The projection for this year is 2.1 percent higher than a preliminary figure issued last fall, the positive adjustment reflecting business stability in light of the recent fiscal cliff accord among federal lawmakers; recognition of stronger economic momentum; and, markedly more optimistic assessments regarding residential construction activity. The new forecast also factors tailwind as the industry enters the new year: 2012 U.S. cement shipment totals are on track to reach 78.5 million tons—an 8.9 percent gain over 2011 consumption. The first quarter of 2013 might show a decline against prior year figures, however, owing to favorable 2012 conditions versus a weakening in market fundamentals.

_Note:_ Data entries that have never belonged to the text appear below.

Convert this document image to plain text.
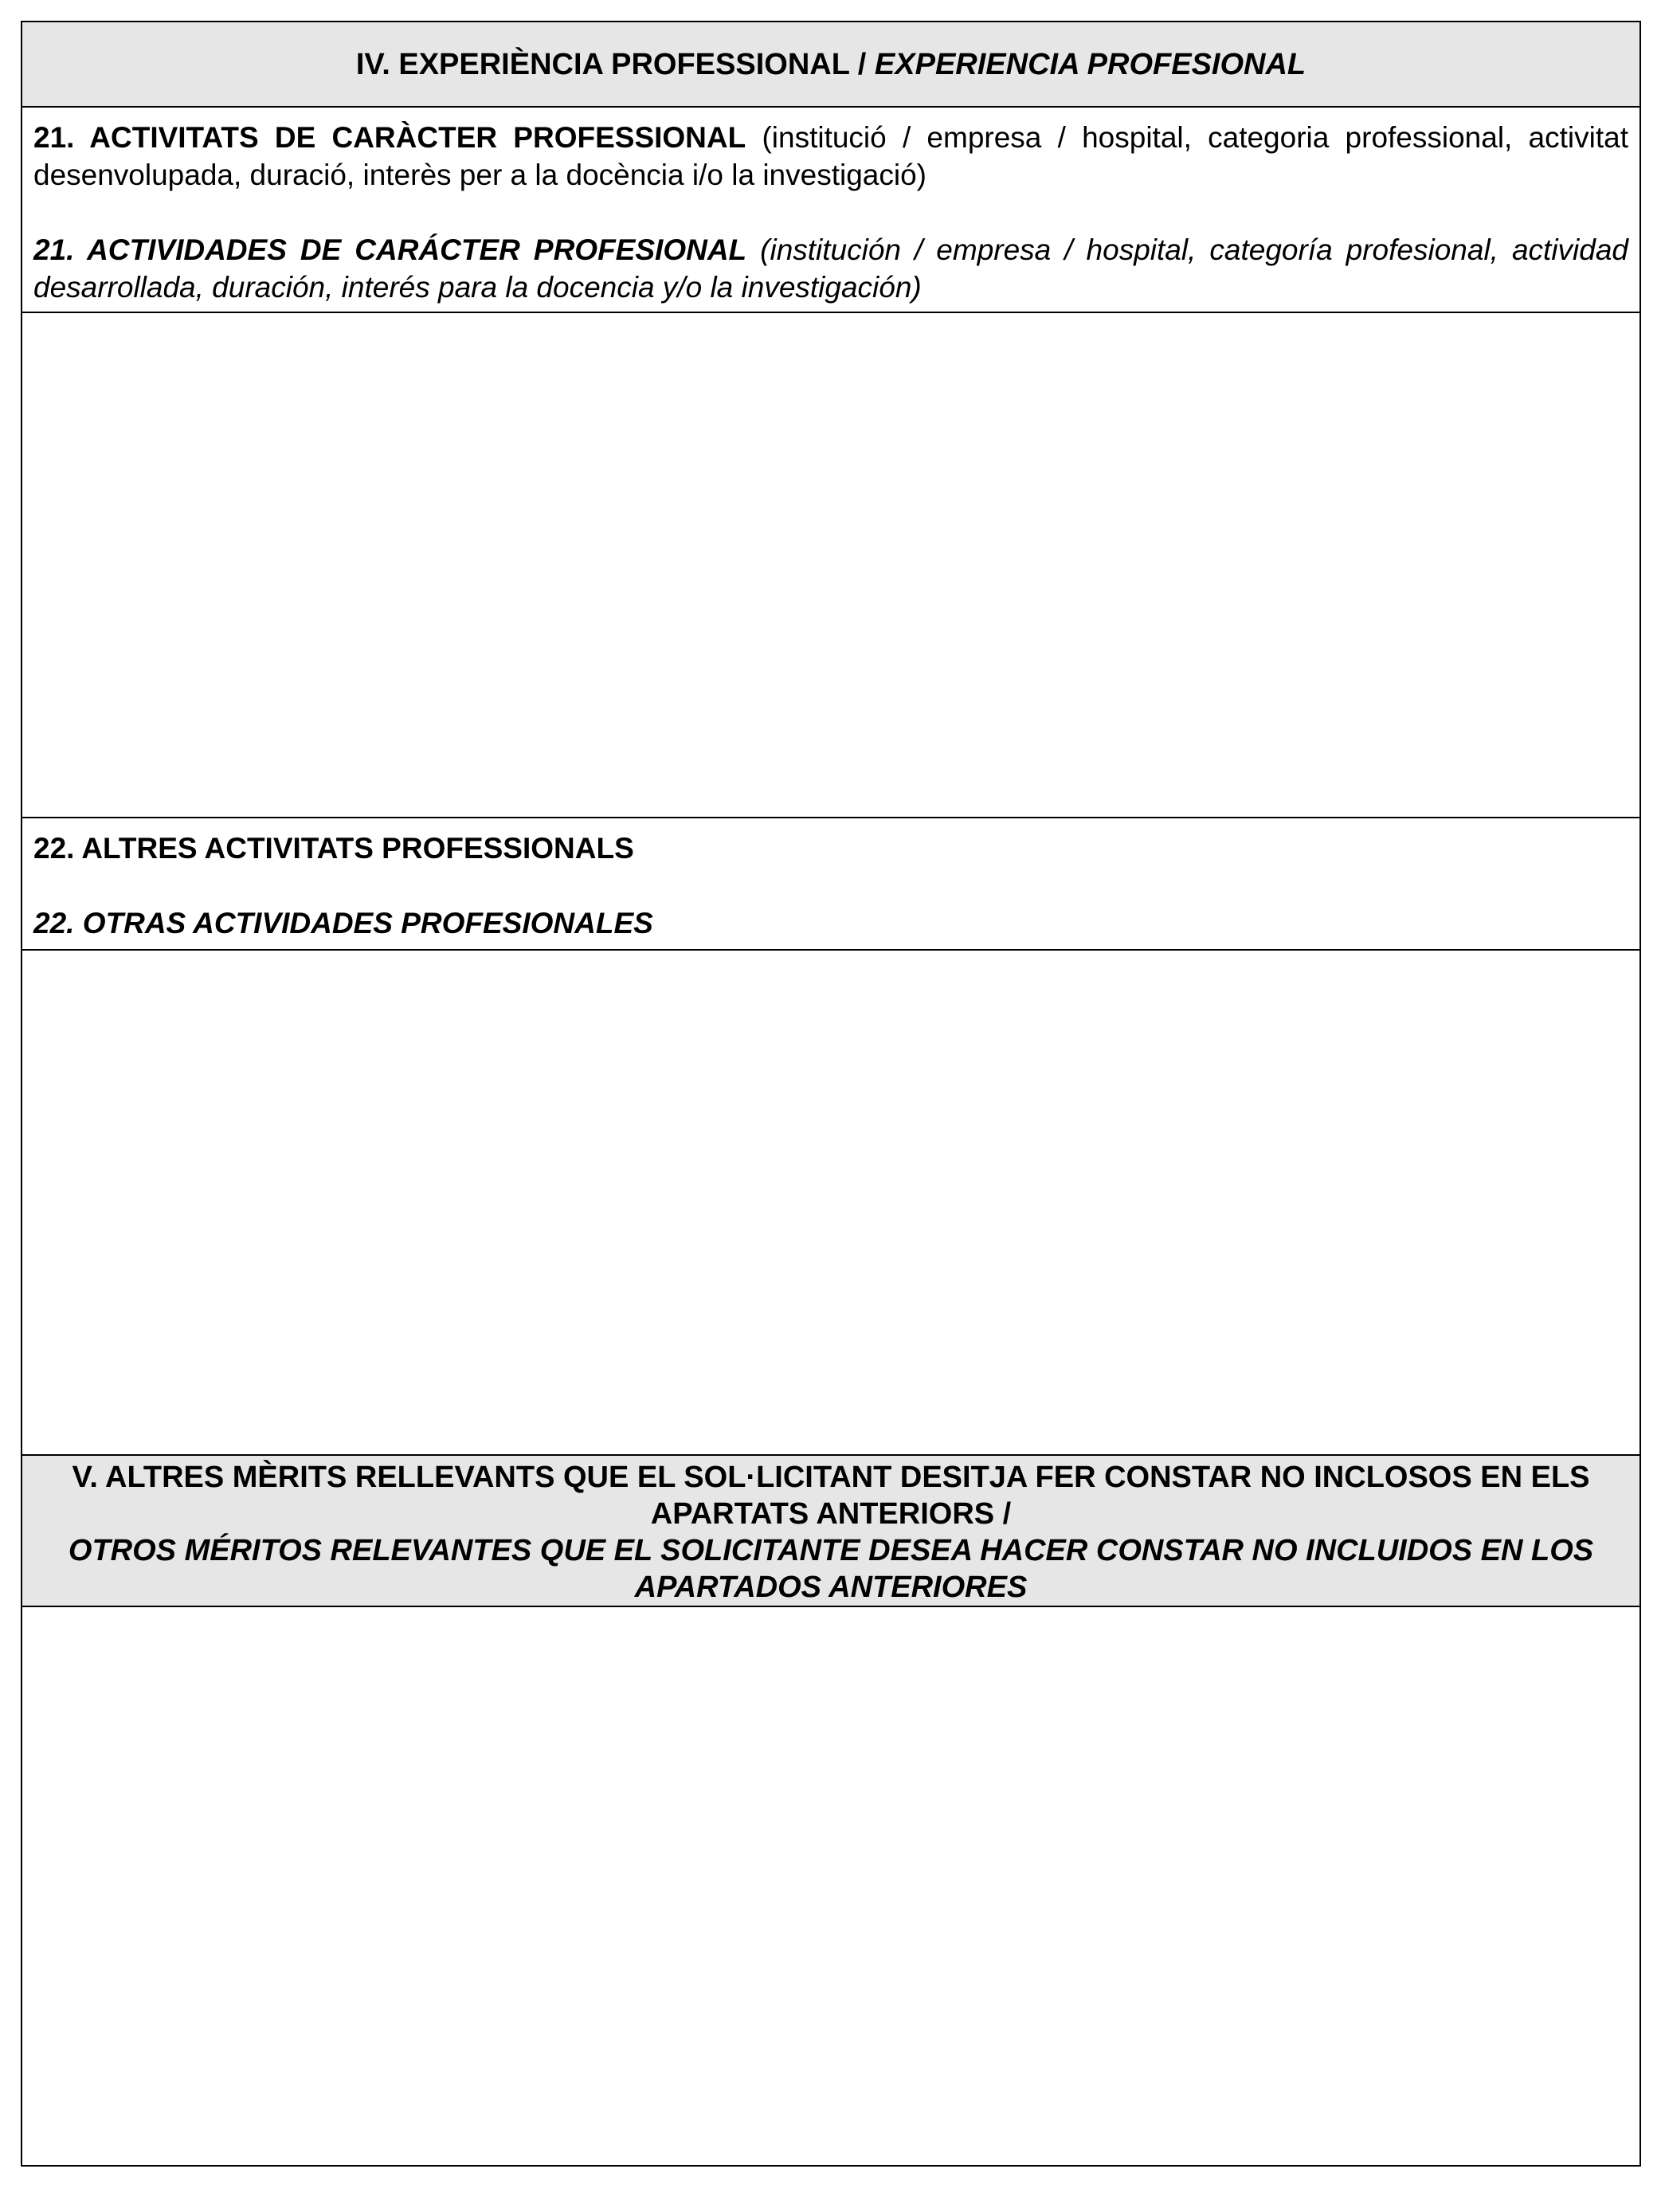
IV. EXPERIÈNCIA PROFESSIONAL / EXPERIENCIA PROFESIONAL

21. ACTIVITATS DE CARÀCTER PROFESSIONAL (institució / empresa / hospital, categoria professional, activitat desenvolupada, duració, interès per a la docència i/o la investigació)

21. ACTIVIDADES DE CARÁCTER PROFESIONAL (institución / empresa / hospital, categoría profesional, actividad desarrollada, duración, interés para la docencia y/o la investigación)

22. ALTRES ACTIVITATS PROFESSIONALS

22. OTRAS ACTIVIDADES PROFESIONALES

V. ALTRES MÈRITS RELLEVANTS QUE EL SOL·LICITANT DESITJA FER CONSTAR NO INCLOSOS EN ELS APARTATS ANTERIORS /
OTROS MÉRITOS RELEVANTES QUE EL SOLICITANTE DESEA HACER CONSTAR NO INCLUIDOS EN LOS APARTADOS ANTERIORES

“Growth in 2013 cement consumption will be largely driven by gains in residential construction,” says PCA Chief Economist Ed Sullivan. “Housing starts should reach nearly 950,000 units, with single family construction near 700,000 starts. We see starts hitting the one million mark in 2014 or 2015.”
Accelerated cement consumption predicted during the second half of 2013 should carry into the following year, where PCA projects an 8.3 percent shipment increase over this year’s total. Sullivan has also upwardly revised projections for 2015–2017 cement and concrete demand, where annual growth rates could reach 9.2 percent.